I remember something Marty Rudoy once told me. Marty’s a good friend and highly succesful litigation attorney in LA. He said: “A good lawyer will tell a client when what he wants to do can’t be done; a great lawyer will find a way to make it happen, within the law.”

Probably a pretty good formula for determining which attorney to hire. Having a good attorney, a good CPA, insurance broker, doctor, dentist, and investment counselor, all are wise assets to acquire.

The law, to me, is a fascinating subject and profession. I’ve known a number of attorneys, some great, some good, some mediocre, one or two of whom probably should not have been practicing law.

I reckon if I had life to live over again I would at least consider practicing law. It is a great discipline for the mind, provides training across a broad spectrum, has a long and storied history as a profession, and is great training for operating as a businessman.

Some brilliant minds have come from the world of law. Judge Learned Hand, for example, is known for a number of great quotations, probably the most famous of which is:

"Anyone may arrange his affairs so that his taxes shall be as low as possible; he is not bound to choose that pattern which best pays the treasury. There is not even a patriotic duty to increase one's taxes. Over and over again the Courts have said that there is nothing sinister in so arranging affairs as to keep taxes as low as possible. Everyone does it, rich and poor alike and all do right, for nobody owes any public duty to pay more than the law demands."

Another famous attorney, Elihu Root, is quoted as saying:
"About half the practice of a decent lawyer consists in telling would-be clients that they are damned fools and should stop."
- Elihu Root

You see, in addition to the years of formal legal training, there is the need for a good attorney to also have a great deal of common sense.

A number of years ago there was a super Municipal Court Judge here in Escondido by the name of Charlie Roick.

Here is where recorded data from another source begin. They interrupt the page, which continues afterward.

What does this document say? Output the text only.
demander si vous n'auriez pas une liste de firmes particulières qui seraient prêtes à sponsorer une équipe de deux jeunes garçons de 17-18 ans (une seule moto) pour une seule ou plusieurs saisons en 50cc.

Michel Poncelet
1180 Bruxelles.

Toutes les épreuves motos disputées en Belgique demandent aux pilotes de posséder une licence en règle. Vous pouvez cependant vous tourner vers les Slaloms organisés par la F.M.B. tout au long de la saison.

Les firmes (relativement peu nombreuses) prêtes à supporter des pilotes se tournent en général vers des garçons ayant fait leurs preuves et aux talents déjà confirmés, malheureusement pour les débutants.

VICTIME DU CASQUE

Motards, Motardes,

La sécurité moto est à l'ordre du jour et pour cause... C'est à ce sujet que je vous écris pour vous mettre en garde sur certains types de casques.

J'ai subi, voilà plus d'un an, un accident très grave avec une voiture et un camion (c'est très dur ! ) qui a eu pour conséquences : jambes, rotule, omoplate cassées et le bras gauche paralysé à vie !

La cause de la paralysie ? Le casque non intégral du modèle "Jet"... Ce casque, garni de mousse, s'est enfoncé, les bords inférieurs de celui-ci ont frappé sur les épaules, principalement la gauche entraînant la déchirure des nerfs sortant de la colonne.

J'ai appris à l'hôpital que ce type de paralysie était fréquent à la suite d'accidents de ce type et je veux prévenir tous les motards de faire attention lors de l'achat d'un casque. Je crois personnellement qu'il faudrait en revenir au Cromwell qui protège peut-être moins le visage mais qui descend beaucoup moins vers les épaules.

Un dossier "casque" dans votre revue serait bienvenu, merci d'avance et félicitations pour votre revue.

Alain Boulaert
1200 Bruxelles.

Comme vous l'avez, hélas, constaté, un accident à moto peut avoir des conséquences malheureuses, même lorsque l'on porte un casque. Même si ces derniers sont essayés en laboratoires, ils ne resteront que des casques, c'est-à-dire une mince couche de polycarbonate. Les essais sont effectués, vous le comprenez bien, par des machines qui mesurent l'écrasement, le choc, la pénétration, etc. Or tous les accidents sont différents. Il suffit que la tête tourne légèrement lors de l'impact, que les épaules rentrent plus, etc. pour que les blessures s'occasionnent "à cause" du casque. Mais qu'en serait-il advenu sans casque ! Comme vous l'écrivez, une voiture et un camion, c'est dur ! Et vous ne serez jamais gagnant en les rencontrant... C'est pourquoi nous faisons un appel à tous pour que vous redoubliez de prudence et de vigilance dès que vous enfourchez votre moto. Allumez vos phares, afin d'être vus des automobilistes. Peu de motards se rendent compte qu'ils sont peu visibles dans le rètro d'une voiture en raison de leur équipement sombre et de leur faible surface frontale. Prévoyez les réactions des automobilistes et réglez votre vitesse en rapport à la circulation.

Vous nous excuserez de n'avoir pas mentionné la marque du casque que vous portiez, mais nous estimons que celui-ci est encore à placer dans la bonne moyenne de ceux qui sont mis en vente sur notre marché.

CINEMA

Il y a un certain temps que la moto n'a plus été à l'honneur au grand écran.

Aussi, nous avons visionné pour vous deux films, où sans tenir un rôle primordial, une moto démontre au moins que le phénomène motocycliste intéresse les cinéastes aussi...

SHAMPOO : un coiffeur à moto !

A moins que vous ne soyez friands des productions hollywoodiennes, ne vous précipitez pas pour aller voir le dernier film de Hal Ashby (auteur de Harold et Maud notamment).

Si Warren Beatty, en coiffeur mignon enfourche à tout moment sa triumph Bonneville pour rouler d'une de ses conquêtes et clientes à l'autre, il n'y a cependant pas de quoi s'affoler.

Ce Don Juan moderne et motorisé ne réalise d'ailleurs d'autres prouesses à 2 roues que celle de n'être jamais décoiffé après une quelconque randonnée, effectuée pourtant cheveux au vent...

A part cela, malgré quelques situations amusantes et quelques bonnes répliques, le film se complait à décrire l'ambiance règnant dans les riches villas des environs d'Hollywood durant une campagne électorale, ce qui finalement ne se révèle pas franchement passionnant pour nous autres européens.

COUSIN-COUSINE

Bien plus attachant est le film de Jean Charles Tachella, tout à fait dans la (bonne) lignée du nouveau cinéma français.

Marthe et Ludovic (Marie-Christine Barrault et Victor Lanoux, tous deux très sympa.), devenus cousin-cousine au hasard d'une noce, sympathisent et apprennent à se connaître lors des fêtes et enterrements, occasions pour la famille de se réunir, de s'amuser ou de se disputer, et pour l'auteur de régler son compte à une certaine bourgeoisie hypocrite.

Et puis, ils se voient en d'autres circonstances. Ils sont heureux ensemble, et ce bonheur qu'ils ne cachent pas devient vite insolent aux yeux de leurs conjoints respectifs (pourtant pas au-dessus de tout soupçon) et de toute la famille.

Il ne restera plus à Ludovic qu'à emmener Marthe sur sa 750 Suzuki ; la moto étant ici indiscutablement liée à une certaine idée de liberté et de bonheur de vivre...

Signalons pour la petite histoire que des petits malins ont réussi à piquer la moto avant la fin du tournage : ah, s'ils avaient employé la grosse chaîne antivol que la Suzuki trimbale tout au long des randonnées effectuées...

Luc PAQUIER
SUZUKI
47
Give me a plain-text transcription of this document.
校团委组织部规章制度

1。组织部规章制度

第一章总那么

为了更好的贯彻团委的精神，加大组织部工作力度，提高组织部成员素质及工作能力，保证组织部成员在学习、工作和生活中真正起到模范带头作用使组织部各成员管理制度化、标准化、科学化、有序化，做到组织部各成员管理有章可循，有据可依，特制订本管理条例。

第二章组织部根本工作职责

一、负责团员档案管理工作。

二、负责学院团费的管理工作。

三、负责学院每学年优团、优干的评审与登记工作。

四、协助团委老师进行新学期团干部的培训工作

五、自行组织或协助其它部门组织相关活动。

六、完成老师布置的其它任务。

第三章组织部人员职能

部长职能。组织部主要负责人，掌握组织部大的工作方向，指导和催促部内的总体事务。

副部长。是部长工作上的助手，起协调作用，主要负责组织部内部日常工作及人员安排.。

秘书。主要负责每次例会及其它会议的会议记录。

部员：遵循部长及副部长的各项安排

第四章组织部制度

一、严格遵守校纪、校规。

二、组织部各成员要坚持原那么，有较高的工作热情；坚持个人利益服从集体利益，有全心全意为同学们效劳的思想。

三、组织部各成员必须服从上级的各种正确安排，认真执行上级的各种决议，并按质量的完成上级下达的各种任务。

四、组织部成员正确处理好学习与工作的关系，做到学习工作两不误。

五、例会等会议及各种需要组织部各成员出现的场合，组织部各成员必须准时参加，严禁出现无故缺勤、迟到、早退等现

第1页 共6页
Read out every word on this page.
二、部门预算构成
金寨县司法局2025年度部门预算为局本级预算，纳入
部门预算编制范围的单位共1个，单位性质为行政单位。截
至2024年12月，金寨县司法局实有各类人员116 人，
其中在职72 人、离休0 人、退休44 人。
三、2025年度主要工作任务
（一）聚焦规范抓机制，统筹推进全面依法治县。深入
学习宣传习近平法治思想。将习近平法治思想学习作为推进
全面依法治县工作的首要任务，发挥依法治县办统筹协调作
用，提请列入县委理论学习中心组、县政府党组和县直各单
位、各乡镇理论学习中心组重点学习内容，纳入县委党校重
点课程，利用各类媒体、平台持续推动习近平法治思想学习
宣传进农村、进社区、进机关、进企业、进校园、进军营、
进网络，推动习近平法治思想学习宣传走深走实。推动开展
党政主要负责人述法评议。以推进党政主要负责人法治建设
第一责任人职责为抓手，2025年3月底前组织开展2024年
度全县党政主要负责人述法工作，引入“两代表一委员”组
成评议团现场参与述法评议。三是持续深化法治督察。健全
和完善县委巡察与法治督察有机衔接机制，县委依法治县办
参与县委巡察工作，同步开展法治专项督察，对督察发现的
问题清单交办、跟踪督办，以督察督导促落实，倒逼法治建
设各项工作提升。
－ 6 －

He was a quiet guy with a droll, sometimes sardonic sense of humor. I appeared before him in a number of Small Claims cases when I managed the local radio station. Clients who didn’t pay their bills, I took them to Small Claims Court and was very successful. Charlie and I got to know each other and he suggested I go to law school. “You clearly enjoy the law,” he said. “You research your cases well and argue them well. If you enjoy it, why not pursue it?”

I pleaded I was too old. I think I was 35 at the time. “Nonsense,” he said. “There’s law students in their 50’s and 60’s. You’ll do fine.”
I was reminded of a famous line of Daniel Webster’s: [When advised not to become a lawyer because the profession was overcrowded:] "There is always room at the top."
- Daniel Webster, quoted in Edward Latham, Famous Sayings and Their Authors 65 (1904)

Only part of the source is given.